Here, ${{x}_{1}}+{{x}_{2}}=A$.
When the block oscillates, the springs will elongate in such a way that the force exerted by both is the same.
 That means that $F={{k}_{1}}{{x}_{1}}={{k}_{2}}{{x}_{2}}$.
$\Rightarrow {{x}_{1}}=\dfrac{F}{{{k}_{1}}}$
And
${{x}_{2}}=\dfrac{F}{{{k}_{2}}}$
But ${{x}_{1}}+{{x}_{2}}=A$.
$\Rightarrow \dfrac{F}{{{k}_{1}}}+\dfrac{F}{{{k}_{2}}}=A$
$\Rightarrow F\left( \dfrac{1}{{{k}_{1}}}+\dfrac{1}{{{k}_{2}}} \right)=A$
$\Rightarrow F=\dfrac{A}{\left(\dfrac{1}{{{k}_{1}}}+\dfrac{1}{{{k}_{2}}}\right)}=\dfrac{A{{k}_{1}}{{k}_{2}}}{{{k}_{1}}+{{k}_{2}}}$ …. (i).
Since the one end of the left spring is fixed, the amplitude of point P is equal to ${{x}_{1}}$.
And we know that ${{x}_{1}}=\dfrac{F}{{{k}_{1}}}$
Substitute the value of F from (i).
$\Rightarrow {{x}_{1}}=\dfrac{\dfrac{A{{k}_{1}}{{k}_{2}}}{{{k}_{1}}+{{k}_{2}}}}{{{k}_{1}}}$
$\Rightarrow {{x}_{1}}=\dfrac{{{k}_{2}}A}{{{k}_{1}}+{{k}_{2}}}$

So, the correct answer is “Option D”.

Note:
When we have a combination of spring, we define the equivalent spring constant of the combination.
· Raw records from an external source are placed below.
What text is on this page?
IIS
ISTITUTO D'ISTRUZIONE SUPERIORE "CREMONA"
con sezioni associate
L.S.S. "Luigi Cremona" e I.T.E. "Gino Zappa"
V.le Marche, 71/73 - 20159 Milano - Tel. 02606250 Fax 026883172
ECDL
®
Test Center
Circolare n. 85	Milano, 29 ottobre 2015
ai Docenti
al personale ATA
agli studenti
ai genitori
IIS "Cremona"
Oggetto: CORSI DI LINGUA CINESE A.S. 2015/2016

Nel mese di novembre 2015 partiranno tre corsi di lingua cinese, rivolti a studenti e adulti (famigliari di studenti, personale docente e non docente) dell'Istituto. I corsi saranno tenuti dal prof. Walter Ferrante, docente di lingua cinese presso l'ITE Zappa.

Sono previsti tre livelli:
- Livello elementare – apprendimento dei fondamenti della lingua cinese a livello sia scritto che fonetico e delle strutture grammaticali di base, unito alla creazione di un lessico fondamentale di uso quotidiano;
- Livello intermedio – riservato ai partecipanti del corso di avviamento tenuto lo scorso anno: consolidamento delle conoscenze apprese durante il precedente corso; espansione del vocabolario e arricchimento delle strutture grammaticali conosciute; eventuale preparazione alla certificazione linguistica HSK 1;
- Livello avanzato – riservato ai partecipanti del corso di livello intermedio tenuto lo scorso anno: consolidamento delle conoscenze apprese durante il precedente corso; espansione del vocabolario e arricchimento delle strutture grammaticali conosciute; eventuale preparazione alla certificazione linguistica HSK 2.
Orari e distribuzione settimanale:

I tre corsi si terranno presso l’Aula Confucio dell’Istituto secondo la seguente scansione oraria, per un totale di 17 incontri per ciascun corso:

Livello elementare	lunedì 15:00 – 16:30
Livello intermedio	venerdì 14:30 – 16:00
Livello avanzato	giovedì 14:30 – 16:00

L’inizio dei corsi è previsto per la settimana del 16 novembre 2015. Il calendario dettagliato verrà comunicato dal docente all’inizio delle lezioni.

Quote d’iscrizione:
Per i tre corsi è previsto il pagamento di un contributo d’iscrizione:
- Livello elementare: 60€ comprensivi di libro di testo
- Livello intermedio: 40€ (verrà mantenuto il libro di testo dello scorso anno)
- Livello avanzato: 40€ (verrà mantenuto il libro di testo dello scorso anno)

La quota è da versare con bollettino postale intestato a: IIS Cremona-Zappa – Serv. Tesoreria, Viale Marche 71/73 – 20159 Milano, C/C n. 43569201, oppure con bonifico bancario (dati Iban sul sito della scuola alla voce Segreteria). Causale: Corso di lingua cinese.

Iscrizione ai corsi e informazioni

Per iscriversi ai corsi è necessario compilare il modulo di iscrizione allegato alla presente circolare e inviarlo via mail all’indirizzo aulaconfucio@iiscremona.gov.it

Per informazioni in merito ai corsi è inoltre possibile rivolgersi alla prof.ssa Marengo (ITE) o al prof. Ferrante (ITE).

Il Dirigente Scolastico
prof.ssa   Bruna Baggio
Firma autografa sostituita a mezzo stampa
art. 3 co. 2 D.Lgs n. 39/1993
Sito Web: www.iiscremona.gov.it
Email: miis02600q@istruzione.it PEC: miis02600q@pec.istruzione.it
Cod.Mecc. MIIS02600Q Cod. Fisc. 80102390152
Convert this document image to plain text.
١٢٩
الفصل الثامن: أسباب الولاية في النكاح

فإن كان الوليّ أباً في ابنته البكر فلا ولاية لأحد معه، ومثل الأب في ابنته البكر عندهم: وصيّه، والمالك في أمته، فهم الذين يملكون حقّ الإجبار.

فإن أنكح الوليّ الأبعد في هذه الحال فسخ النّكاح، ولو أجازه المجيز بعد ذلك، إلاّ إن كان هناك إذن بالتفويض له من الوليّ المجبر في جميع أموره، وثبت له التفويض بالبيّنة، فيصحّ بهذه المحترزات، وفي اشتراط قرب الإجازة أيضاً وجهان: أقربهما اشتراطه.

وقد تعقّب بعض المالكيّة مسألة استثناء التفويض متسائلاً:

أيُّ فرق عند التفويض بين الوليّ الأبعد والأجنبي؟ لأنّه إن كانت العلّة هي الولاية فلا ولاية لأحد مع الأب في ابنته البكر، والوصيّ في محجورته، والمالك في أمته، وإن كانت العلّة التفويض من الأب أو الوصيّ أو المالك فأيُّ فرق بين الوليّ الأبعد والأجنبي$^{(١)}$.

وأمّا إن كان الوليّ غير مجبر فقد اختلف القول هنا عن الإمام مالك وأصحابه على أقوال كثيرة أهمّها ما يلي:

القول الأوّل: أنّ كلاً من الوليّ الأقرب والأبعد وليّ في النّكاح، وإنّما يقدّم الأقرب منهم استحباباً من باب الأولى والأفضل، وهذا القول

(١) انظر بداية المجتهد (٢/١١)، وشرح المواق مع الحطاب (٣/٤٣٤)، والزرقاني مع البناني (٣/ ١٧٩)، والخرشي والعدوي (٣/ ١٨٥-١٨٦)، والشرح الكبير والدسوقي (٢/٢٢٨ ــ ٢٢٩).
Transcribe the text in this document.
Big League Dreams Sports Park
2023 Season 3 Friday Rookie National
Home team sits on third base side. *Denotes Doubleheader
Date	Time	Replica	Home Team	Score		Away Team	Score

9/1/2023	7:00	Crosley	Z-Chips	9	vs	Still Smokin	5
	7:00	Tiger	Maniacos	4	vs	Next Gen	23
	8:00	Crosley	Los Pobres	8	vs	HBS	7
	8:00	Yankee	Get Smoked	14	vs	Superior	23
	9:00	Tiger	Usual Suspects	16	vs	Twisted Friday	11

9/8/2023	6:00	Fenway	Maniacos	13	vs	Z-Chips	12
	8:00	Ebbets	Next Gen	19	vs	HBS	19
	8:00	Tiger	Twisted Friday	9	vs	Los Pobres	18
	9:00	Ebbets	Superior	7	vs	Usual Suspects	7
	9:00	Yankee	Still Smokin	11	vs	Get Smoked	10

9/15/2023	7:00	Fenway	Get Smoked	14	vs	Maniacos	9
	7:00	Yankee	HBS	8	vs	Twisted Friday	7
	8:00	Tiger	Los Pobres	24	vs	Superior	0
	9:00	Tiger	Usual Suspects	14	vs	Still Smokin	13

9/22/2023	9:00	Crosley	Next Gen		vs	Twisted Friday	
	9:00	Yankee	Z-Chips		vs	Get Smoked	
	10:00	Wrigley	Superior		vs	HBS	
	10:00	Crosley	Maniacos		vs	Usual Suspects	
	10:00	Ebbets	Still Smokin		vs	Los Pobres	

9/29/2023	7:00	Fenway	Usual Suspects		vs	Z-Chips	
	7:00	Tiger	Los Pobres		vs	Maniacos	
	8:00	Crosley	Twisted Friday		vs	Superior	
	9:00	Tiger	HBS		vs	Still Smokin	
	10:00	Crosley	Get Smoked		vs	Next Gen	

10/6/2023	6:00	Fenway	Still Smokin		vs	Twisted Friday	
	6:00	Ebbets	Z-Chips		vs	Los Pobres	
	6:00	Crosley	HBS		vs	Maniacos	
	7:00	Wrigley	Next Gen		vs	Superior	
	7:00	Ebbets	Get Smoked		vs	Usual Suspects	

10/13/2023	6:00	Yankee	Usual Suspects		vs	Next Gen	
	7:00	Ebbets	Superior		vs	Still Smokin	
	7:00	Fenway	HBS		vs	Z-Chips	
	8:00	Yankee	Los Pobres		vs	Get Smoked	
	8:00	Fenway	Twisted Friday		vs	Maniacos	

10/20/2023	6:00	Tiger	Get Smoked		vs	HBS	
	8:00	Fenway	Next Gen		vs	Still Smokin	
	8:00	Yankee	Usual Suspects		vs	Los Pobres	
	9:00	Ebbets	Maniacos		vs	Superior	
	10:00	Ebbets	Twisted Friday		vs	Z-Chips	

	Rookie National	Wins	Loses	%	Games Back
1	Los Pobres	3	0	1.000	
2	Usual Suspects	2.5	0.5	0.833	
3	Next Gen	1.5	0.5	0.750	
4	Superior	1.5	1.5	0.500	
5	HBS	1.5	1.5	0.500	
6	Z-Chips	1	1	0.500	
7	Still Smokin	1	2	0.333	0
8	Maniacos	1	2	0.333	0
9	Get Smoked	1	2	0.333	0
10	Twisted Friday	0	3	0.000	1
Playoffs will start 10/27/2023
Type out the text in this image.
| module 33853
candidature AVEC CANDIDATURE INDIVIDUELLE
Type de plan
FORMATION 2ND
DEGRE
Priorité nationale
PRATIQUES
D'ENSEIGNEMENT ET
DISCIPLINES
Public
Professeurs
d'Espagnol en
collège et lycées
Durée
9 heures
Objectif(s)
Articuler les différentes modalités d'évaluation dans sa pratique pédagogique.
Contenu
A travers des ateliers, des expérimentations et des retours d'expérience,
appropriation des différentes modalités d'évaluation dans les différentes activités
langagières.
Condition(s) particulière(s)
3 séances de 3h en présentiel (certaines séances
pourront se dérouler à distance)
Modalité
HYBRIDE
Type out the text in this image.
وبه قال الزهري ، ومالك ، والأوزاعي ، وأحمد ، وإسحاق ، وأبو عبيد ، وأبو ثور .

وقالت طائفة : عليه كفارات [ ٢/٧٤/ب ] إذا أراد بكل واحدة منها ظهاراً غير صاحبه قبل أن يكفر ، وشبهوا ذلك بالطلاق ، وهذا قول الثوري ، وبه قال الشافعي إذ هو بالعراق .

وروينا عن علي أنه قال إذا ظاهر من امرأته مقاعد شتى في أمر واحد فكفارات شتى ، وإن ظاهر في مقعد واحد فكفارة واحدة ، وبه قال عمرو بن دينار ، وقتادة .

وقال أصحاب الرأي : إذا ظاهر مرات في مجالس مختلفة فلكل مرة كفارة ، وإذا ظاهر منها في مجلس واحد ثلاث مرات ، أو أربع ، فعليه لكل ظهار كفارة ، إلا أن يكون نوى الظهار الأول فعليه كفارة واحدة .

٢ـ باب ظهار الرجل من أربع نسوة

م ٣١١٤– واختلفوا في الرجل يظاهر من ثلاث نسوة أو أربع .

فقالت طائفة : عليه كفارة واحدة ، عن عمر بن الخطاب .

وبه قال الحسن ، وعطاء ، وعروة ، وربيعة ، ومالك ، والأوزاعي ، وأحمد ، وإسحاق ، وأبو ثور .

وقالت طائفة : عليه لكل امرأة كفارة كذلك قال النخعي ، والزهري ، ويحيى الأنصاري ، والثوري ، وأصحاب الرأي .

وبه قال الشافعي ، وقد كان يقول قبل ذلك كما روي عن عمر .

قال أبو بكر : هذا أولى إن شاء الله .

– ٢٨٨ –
Let the equivalent spring constant of the combination be ${{k}_{eq}}$.
When the total extension is equal to A, $F={{k}_{eq}}A$
And we found that $\Rightarrow F=\dfrac{A}{\left( \dfrac{1}{{{k}_{1}}}+\dfrac{1}{{{k}_{2}}} \right)}$.
This implies that ${{k}_{eq}}=\dfrac{1}{\left( \dfrac{1}{{{k}_{1}}}+\dfrac{1}{{{k}_{2}}} \right)}$
$\Rightarrow \dfrac{1}{{{k}_{eq}}}=\dfrac{1}{{{k}_{1}}}+\dfrac{1}{{{k}_{2}}}$.